A única incerteza que persistia quanto à continuidade de Nazarbaiev à frente dos destinos do Cazaquistão foi dissipada num congresso extraordinário do seu partido, Nur Otan, em Março. O Presidente de 74 anos tinha deixado dúvidas quanto à possibilidade de se recandidatar às eleições antecipadas, mas o apoio insistente dos militantes fê-lo reconsiderar. Entre os delegados do partido, houve quem se referisse a Nazarbaiev como alguém “beijado por Deus” – o Presidente chegou mesmo a interromper alguns oradores que advertiu por serem excessivamente elogiosos, escreve a revista Diplomat.

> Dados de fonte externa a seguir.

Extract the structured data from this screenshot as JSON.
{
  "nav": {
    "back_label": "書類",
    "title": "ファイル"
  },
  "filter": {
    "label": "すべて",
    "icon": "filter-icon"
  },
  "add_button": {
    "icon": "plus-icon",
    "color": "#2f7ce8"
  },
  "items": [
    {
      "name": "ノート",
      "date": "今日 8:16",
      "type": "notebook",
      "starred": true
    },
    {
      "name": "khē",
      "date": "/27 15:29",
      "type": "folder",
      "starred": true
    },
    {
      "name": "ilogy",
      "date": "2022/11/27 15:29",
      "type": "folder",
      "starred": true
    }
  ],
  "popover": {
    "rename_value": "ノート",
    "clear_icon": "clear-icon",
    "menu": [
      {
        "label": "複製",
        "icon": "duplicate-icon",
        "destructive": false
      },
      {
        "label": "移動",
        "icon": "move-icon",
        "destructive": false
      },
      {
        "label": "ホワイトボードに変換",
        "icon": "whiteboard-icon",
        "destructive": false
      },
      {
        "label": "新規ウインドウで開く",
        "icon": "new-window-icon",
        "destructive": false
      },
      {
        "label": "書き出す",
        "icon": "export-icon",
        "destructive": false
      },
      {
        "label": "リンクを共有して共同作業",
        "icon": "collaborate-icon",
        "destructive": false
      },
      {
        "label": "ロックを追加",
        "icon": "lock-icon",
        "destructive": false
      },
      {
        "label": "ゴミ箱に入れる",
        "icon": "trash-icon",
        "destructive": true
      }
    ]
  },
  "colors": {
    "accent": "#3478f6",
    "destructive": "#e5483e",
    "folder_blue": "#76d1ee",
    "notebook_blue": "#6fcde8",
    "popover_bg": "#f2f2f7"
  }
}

Nazarbaiev decidiu convocar eleições antecipadas para escapar aos efeitos que o recuo da economia do país irá provocar nos próximos tempos, de acordo com os analistas. O país de 17 milhões de habitantes conheceu um crescimento acelerado desde o início do século, sobretudo após a descoberta de grandes reservas de petróleo e gás natural, mas também através da extracção de ouro, manganês e carvão.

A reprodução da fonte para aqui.